We had spectacular Homecoming festivities over the weekend
with most sports teams winning, glorious weather (thanks due to our Chaplain,
Rev. Malcolm Wilson), and a great sense of energy from our students, returning
alumni and families.
This is actually the first Appleby Homecoming I’ve attended where
the weather wasn’t problematic. I was starting to get a complex, so I’m glad
that particular streak is broken.
Some of the highlights included: hosting the 50 Year Reunion Club
and the Class of 1989’s 25th Reunion at our home on Friday lunch and
dinner, respectively; the re-opening of the Memorial Classroom Building after a
complete renovation over the last three summers; and the student house trivia competition
and pep rally on Friday and Saturday. (I’ll put some of the more interesting questions
from the former in my next post. BTW - Powell’s House won the trivia competition.)
On Saturday, we help the Reunion Dinner in Schlesinger Dining
Hall. I realize that hearing from the Principal is not the #1 priority for
returning alumni, but I shared a few thoughts anyway. In addition to providing
an update on recent Appleby successes and encouraging them to support the school,
I made the following reflections on Homecoming:
“I have been struck by
5 sets of Appleby faces that I saw over Homecoming.

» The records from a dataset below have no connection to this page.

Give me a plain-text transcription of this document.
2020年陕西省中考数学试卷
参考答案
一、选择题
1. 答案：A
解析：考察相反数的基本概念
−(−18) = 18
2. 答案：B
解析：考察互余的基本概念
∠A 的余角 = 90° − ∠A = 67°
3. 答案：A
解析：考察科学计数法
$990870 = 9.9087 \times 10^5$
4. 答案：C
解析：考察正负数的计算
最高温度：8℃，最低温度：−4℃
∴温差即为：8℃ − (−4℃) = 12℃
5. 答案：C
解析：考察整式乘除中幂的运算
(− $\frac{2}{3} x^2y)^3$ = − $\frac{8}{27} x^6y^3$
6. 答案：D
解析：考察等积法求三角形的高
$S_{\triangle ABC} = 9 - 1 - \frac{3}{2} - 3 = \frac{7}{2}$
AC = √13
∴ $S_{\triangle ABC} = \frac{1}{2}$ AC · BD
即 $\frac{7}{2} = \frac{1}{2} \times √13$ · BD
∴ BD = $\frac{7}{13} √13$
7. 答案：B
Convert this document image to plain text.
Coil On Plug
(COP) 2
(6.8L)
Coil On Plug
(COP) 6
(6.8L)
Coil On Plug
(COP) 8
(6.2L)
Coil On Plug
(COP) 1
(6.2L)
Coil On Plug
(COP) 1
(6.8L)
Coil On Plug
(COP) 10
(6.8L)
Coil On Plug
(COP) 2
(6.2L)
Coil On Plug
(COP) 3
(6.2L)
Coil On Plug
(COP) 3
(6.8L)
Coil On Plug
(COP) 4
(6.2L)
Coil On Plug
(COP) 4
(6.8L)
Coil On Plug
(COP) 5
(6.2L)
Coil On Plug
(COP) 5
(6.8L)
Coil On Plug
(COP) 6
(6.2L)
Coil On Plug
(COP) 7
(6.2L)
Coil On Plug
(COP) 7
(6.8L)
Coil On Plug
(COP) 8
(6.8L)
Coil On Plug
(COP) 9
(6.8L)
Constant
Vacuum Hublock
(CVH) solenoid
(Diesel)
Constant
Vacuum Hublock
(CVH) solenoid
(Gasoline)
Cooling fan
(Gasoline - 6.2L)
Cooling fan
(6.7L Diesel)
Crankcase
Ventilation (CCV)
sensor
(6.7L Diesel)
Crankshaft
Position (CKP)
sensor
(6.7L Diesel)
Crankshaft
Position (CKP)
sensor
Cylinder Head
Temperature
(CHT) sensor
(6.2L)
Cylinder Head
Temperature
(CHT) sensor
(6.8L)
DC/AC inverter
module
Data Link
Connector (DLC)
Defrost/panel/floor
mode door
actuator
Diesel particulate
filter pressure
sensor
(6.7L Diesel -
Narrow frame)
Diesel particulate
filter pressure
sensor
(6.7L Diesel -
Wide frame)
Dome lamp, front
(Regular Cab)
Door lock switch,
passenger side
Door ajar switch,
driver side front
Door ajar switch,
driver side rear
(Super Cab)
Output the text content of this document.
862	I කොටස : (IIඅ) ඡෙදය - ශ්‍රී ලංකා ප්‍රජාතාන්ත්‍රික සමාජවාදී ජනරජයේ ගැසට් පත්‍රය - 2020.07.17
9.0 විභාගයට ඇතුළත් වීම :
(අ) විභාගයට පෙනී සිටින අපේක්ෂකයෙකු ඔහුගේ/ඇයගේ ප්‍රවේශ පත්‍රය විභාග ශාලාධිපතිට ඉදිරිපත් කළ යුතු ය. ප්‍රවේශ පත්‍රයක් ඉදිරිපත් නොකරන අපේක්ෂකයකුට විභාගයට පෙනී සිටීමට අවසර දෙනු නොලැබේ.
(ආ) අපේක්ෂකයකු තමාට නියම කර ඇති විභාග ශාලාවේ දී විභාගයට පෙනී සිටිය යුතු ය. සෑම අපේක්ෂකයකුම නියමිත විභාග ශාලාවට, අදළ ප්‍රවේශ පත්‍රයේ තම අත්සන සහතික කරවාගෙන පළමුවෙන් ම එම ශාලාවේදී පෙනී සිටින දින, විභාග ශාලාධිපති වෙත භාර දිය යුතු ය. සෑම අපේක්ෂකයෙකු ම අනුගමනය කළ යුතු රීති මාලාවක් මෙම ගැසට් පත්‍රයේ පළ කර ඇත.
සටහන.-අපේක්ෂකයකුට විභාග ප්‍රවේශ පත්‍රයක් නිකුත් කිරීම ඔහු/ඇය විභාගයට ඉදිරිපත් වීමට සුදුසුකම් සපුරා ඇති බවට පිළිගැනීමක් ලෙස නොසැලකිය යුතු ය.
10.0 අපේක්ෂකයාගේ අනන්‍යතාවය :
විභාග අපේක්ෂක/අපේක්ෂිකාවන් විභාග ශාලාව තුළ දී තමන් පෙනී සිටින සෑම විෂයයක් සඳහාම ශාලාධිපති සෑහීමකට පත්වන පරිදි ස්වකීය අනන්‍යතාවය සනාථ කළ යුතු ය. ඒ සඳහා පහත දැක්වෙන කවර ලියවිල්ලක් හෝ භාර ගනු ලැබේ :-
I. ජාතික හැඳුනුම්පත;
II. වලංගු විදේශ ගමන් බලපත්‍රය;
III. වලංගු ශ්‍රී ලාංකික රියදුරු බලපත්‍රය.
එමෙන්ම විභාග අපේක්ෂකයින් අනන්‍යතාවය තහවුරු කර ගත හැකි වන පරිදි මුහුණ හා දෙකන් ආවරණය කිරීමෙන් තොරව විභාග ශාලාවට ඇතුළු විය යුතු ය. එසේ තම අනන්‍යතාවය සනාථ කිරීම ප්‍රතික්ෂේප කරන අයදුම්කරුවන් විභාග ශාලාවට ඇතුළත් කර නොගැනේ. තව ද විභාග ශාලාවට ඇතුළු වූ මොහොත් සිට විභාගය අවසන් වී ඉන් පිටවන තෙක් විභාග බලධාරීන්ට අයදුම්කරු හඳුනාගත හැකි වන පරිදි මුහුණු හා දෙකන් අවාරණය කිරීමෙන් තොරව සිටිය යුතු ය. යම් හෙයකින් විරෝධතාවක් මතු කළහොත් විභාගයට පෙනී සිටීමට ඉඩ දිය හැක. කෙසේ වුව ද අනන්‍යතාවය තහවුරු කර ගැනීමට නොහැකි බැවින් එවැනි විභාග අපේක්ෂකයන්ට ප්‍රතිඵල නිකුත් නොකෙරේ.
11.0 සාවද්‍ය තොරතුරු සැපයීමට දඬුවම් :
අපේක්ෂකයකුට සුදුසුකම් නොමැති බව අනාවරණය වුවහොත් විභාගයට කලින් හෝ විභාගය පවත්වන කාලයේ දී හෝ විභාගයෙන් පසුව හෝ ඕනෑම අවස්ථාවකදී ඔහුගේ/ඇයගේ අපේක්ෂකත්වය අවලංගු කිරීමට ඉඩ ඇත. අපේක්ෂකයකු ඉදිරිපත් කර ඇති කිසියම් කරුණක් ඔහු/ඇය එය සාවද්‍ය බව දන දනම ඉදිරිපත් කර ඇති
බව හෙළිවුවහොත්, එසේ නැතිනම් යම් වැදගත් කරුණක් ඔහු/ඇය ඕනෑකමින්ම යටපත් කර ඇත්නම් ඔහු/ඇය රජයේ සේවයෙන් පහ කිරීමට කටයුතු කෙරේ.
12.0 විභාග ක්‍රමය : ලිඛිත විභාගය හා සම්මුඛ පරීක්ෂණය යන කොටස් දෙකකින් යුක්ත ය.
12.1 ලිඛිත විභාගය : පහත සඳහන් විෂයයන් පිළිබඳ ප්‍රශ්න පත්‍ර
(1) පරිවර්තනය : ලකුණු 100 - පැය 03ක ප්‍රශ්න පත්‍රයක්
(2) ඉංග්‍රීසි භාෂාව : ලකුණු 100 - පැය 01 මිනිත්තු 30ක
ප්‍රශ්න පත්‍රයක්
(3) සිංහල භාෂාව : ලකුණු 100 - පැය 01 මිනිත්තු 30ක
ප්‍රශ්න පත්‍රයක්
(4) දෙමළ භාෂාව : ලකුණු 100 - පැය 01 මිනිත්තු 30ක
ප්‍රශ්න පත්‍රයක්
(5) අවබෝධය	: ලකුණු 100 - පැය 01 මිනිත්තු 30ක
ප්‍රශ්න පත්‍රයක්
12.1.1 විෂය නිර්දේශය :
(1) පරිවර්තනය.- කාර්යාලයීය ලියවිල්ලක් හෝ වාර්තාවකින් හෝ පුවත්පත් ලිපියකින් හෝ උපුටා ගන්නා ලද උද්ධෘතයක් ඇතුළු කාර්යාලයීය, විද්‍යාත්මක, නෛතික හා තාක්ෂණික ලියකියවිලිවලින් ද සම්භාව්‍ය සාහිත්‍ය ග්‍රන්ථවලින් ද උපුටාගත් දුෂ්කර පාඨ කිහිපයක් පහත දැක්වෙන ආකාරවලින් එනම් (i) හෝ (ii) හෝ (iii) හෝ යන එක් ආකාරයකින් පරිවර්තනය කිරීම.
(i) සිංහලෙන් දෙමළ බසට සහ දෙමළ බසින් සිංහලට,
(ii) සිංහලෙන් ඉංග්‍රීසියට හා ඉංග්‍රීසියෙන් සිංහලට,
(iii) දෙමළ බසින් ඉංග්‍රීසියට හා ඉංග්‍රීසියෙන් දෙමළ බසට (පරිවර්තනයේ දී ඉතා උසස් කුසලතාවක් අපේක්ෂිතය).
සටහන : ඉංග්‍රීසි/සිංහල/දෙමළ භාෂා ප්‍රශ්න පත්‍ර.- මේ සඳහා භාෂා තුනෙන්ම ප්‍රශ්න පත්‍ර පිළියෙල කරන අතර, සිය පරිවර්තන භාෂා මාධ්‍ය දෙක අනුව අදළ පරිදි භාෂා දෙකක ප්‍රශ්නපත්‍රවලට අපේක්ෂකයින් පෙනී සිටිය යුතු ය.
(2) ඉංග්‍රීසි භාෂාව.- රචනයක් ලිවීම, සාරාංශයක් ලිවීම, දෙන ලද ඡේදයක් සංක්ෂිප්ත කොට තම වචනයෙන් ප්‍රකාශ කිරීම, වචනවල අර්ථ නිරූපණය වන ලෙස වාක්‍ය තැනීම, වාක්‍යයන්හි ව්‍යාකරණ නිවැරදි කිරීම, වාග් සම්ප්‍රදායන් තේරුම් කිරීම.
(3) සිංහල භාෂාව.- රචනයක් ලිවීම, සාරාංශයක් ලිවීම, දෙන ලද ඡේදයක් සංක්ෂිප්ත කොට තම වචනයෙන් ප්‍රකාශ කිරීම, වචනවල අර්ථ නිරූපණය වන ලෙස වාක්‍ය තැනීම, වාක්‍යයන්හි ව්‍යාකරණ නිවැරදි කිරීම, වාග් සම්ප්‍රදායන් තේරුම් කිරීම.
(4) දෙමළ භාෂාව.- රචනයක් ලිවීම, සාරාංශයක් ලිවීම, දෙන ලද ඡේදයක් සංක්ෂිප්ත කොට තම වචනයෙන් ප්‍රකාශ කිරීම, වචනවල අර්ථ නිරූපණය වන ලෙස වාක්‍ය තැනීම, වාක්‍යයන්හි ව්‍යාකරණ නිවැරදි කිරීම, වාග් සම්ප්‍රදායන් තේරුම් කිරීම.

The first was the face Robert
Fleming who drove in from Kingston, walker and all, for his first visit in many
decades to attend the luncheon at our home yesterday from grads of 1964 and
earlier – the 50 year club.
With his twin brother
Louis, Robert first came to Appleby 80 years ago in 1934 as a nine-year-old
boarder.
Over lunch, Robert talked
about how he ended up here from England to a school of fewer than 80 boys. He
remembered how wonderful and kind Headmaster Pervical Wickins was, but how he
sadly and suddenly died of cancer at the end of the school year after only
telling people a couple of weeks before. Robert explained that he and his
brother shifted to Lakefield to finish high school. After pausing for a bit, he
then exclaimed – with his blue eyes twinkling and a big, broad smile – that on
reflection, the happiest years of his life were in boarding at Appleby.
The second set of faces
I that struck me were of the faces of many, many members of the class of 2014
who came back after having graduated just three short months ago. They were also
smiling and full of joy about seeing classmates and former teachers.
But speaking with them,
I get the sense that they are different people. The have the confidence of adults
coming back to their alma mater, rather than the proud yet nervous grad about
to leave the nest to take a giant life-step. I heard stories about how well
university is going, and how they look back on their teachers and on their
experiences – be they in the classroom, on the playing field, sleeping in a
quinzhee in Temagami, or helping build a school in Kenya – they look on these
with an emerging sense of broader perspective, and, as a result, much deeper appreciation
for what their Appleby experience was all about.
The third set of faces
that I think about are the 5 faces of the soldiers of the sculpture “Remembrance
and Renewal” in front of the Memorial Classroom Building. We officially
re-opened this morning, 65 years after it was first opened in 1949. It has been
completely renovated and is a spectacular example of what leading edge learning
space should be. And the statue, which we dedicated last June 6 (the 70th
anniversary of D-Day) is a variation by the same sculptor of the centrepiece of
the Juno Beach Memorial. Remembrance and Renewal’s dual purposes are 1) to
remind us that the Memorial Classroom Building was built as a tribute to the AC
men who fought and died in WWII, while also 2) inspiring alumni and students to
exhibit those same values – sense of service, duty and commitment to bettering
society throughout your lives. Each of the five faces of the sculpture shows a
different emotion. It is a beautiful piece and you should make sure you take the
opportunity to look at it lit up at night, and also see how the building has
been transformed since your time as a student.
And the fifth face that
I remember well is that of a young boy I chatted with this afternoon. He is
maybe two or three and was all hyped up on ice cream, noise and excitement.
When I asked him what he was doing, his brown eyes got really big, and he had
one of those earnest faces (coloured with Appleby-blue facepaint),and he told
me in a loud voice with a blend of great gravitas and bursting pride that “This
is my Daddy’s School!”
I don’t know who was
prouder – the boy or his father. But it captured for me how a great school is
about community beyond just what happens here on campus.
Those five sets of
faces capture much of what was great about Homecoming today.”